Que te den por el culo, judío de mierda -dijo una voz.

A la luz vacilante de la hoguera, Maks vio cólera en los ojos de Yurovsky. Conocía lo suficiente a aquel hosco individuo como para saber que no le gustaba nada que le recordasen el origen. Su padre era vidriero, su madre costurera, y tuvieron dos hijos. Yurovsky se crió en la pobreza, con todas las dificultades, y pasó a ser un fiel miembro del Partido tras el fallido intento de revolución de 1905. Fue desterrado a Ekaterimburgo por sus actividades revolucionarias, pero, tras la revuelta de febrero del año anterior, lo eligieron para el Comité del Ural, y desde entonces no había dejado pasar un solo día sin dar muestras de su entrega al Partido. Había dejado de ser judío. Ahora era un leal comunista. Un hombre que obedecía órdenes y en quien se podía confiar para que las ejecutara.

El amanecer iba extendiéndose sobre los álamos del entorno.

– Largaos todos -dijo Yurovsky en voz muy alta-, menos los que vinieron conmigo.

No puedes hacer eso -vociferó Ermakov.

– Si no os marcháis, haré que os maten a tiros.

A un lado se oyó el ruido seco de los fusiles, cuando los cuatro hombres de Yurovsky se los echaron a la cara, obedeciendo una vez más a su jefe. Los demás hombres parecieron comprender que habría sido una estupidez resistirse. No era imposible que lograran imponerse a esos pocos leales a Yurovsky, pero el Comité del Ural no permitiría que semejante transgresión quedara impune. Maks no se sorprendió al ver que todos ellos desaparecían por el camino abajo.

Cuando se hubieron marchado, Yurovsky se encajó el revólver en el cinturón.

– Terminad de desnudar los cadáveres.

Maks y dos hombres dieron conclusión a la tarea, mientras otros dos se mantenían alerta. Resultaba ya muy difícil saber quién era quién, excepción hecha de la Zarina, que, por su tamaño y por su edad, se distinguía hasta en la muerte. Maks sintió náuseas por aquellas personas a quienes una vez había servido.

Aparecieron otros dos corsés llenos de joyas. El descubrimiento más curioso vino de la Zarina: todo un cinturón de perlas cosido a su ropa interior.

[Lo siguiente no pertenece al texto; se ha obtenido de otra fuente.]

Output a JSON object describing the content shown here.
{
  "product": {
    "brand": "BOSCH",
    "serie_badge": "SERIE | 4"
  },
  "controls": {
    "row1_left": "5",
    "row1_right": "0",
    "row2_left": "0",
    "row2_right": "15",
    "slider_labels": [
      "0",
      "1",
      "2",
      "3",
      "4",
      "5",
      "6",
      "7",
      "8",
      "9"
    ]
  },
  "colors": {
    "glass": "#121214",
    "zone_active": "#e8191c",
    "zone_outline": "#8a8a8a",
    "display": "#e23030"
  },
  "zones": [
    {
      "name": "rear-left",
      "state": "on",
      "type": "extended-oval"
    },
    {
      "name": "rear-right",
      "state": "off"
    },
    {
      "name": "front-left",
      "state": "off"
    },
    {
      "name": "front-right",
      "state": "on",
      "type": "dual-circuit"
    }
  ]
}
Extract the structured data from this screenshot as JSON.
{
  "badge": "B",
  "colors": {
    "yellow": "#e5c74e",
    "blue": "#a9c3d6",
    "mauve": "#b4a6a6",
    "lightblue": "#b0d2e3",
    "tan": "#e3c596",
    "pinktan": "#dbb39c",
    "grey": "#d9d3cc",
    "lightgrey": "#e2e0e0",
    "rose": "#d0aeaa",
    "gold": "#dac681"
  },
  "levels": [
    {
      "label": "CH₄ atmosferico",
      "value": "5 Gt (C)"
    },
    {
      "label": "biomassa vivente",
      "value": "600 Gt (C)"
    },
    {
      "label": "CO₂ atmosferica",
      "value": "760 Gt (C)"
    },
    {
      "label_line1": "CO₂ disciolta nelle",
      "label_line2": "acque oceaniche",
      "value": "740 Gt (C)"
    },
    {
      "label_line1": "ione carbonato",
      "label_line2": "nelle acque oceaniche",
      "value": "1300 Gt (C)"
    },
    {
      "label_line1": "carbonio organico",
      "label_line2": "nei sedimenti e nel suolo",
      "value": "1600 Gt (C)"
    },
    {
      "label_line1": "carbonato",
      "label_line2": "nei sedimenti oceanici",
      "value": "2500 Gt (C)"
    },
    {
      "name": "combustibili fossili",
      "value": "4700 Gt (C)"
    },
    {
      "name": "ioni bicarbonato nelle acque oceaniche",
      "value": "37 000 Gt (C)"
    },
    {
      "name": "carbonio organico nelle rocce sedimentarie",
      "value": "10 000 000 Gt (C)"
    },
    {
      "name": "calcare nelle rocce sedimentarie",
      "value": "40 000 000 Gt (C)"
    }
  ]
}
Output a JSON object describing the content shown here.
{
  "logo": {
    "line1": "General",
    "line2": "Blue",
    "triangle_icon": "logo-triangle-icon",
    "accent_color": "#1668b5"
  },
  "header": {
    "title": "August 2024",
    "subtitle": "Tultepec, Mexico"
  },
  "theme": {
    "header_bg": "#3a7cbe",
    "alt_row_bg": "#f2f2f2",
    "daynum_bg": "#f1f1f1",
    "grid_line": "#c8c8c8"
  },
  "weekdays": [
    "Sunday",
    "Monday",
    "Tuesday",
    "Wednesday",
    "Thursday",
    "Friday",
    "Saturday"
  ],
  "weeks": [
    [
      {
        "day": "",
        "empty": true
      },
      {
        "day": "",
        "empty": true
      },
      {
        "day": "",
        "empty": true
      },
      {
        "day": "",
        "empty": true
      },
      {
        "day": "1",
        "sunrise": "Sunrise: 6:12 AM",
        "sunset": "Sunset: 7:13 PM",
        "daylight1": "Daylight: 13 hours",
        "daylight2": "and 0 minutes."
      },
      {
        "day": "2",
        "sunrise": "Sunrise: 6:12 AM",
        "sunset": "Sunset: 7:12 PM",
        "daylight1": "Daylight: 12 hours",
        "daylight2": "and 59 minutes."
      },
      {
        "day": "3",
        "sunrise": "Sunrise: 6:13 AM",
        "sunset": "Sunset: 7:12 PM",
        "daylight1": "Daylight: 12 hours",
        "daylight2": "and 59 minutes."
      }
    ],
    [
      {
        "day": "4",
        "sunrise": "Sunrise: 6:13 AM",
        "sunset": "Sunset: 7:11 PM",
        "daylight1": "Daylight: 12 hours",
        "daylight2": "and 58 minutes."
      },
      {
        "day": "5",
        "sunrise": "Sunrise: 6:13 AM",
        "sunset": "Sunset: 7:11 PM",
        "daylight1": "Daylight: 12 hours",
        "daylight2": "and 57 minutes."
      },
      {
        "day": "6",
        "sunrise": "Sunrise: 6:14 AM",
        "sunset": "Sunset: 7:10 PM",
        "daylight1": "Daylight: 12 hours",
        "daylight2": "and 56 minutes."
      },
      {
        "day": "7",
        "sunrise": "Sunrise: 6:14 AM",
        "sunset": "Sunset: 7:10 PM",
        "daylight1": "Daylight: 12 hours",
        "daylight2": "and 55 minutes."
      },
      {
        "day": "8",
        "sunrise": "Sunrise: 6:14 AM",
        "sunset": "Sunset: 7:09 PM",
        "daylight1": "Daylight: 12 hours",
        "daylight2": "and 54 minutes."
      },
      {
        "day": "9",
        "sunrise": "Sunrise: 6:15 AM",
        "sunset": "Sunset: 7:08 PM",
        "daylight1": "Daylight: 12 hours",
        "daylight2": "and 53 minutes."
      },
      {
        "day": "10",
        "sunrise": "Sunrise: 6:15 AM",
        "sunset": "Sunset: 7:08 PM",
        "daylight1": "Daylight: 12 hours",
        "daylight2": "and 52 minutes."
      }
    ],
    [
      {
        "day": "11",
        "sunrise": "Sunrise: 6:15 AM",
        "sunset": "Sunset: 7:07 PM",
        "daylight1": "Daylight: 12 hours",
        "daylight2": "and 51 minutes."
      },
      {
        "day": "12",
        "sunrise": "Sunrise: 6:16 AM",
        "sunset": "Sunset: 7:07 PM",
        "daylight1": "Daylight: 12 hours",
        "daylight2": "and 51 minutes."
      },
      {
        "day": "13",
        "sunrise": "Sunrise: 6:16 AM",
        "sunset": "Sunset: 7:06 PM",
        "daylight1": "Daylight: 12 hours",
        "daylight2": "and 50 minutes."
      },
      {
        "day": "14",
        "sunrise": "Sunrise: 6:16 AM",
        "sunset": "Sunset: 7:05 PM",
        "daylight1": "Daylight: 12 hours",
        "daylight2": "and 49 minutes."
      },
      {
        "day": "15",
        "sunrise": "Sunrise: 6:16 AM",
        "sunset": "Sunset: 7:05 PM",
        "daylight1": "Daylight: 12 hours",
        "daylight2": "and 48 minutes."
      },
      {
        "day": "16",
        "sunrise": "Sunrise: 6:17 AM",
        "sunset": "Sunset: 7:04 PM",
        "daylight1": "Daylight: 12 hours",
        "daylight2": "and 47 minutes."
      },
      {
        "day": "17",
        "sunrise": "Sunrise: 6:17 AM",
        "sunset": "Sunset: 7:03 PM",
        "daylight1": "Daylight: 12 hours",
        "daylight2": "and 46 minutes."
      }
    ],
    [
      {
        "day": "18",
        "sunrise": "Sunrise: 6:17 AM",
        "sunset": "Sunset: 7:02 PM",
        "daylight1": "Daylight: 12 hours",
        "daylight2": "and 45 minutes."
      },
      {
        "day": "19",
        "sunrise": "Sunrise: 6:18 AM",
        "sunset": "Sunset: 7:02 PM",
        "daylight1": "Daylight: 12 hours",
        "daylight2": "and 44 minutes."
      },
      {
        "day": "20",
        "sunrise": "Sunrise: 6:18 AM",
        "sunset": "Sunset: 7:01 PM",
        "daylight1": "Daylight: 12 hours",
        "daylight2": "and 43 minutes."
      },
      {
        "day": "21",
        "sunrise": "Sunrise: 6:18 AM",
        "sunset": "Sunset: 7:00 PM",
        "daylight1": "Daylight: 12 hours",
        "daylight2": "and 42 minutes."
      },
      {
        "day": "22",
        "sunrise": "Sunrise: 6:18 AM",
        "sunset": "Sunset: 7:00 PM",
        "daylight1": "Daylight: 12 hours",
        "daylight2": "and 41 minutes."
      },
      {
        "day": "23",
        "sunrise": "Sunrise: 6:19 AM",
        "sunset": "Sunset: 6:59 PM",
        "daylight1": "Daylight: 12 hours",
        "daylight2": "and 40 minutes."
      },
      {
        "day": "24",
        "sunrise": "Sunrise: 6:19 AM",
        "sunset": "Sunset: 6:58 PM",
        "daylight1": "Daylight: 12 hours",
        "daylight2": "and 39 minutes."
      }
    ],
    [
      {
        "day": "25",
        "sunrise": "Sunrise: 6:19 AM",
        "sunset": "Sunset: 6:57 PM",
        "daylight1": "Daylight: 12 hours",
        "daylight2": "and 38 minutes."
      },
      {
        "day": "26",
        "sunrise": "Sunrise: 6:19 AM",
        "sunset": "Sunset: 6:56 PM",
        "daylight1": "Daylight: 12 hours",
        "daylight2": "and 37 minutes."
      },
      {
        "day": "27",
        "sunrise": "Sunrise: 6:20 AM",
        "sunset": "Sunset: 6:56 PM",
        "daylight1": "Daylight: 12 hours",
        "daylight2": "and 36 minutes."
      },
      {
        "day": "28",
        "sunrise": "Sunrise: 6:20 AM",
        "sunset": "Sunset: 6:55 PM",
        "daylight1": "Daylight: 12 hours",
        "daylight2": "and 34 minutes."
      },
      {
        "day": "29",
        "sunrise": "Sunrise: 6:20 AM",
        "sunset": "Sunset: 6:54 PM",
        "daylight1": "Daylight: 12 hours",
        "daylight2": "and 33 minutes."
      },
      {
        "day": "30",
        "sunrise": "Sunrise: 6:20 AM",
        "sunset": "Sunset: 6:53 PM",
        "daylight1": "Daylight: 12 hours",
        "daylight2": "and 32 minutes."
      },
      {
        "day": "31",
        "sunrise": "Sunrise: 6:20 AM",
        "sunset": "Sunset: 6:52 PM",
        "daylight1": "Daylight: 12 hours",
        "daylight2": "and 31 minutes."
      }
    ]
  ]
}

No hay más que nueve cuerpos -dijo de pronto Yurovsky -. Falta el zarevich y una de las mujeres.

Nadie dijo una palabra.

– Hijos de la gran puta -dijo el jefe -. Deben de haber escondido sus cadáveres por el camino, a ver si luego les encuentran algo de valor. Seguro que los están registrando en este momento.

Maks lanzó un silencioso suspiro de alivio.

– ¿Qué hacemos? -preguntó uno de los guardias.

Yurovsky no dudó:

– Nada. Diremos que la mina se hundió y que a dos de ellos los quemamos. Trataremos de encontrarlos a la vuelta. ¿Lo habéis entendido bien todos?

Maks comprendió que ninguno de los allí presentes, y, menos que nadie, Yurovsky, querían poner en conocimiento de sus superiores que faltaban dos cadáveres. No habría explicación que les pudiera evitar la cólera del comité. Un silencio colectivo vino a confirmar que todos habían entendido muy bien.

Siguieron arrojando ropa ensangrentada al fuego. Luego, los nueve cuerpos desnudos fueron colocados boca abajo junto a un negro pozo. Maks observó que los corsés habían dejado una hilera de marcas en la carne muerta. Las grandes duquesas también llevaban amuletos al cuello, con el retrato de Rasputín y, cosida a él, una oración. Arrancaron todo de los cuerpos y lo añadieron a la pila de pertenencias. Maks recordó la belleza que cada una de aquellas mujeres había irradiado en vida y le entristeció que ninguna de ellas la conservara tras la muerte.

Uno de los hombres se inclinó a toquetear los pechos de Alejandra.

Un par de ellos más imitaron su comportamiento.

– Ahora que le he tocado las tetas a la emperatriz, puedo descansar en paz -proclamó uno de ellos, y los demás le hicieron un coro de carcajadas.

Maks se dio media vuelta y miró el crepitar de las llamas, mientras ardían los últimos restos de ropa.

– Tirad los cuerpos al pozo -dijo Yurovsky.

Cada hombre arrastro uno de los cuerpos hasta el borde y lo dejó caer. Pasaron varios segundos de silencio hasta que se oyó el ruido del agua, a mucha profundidad.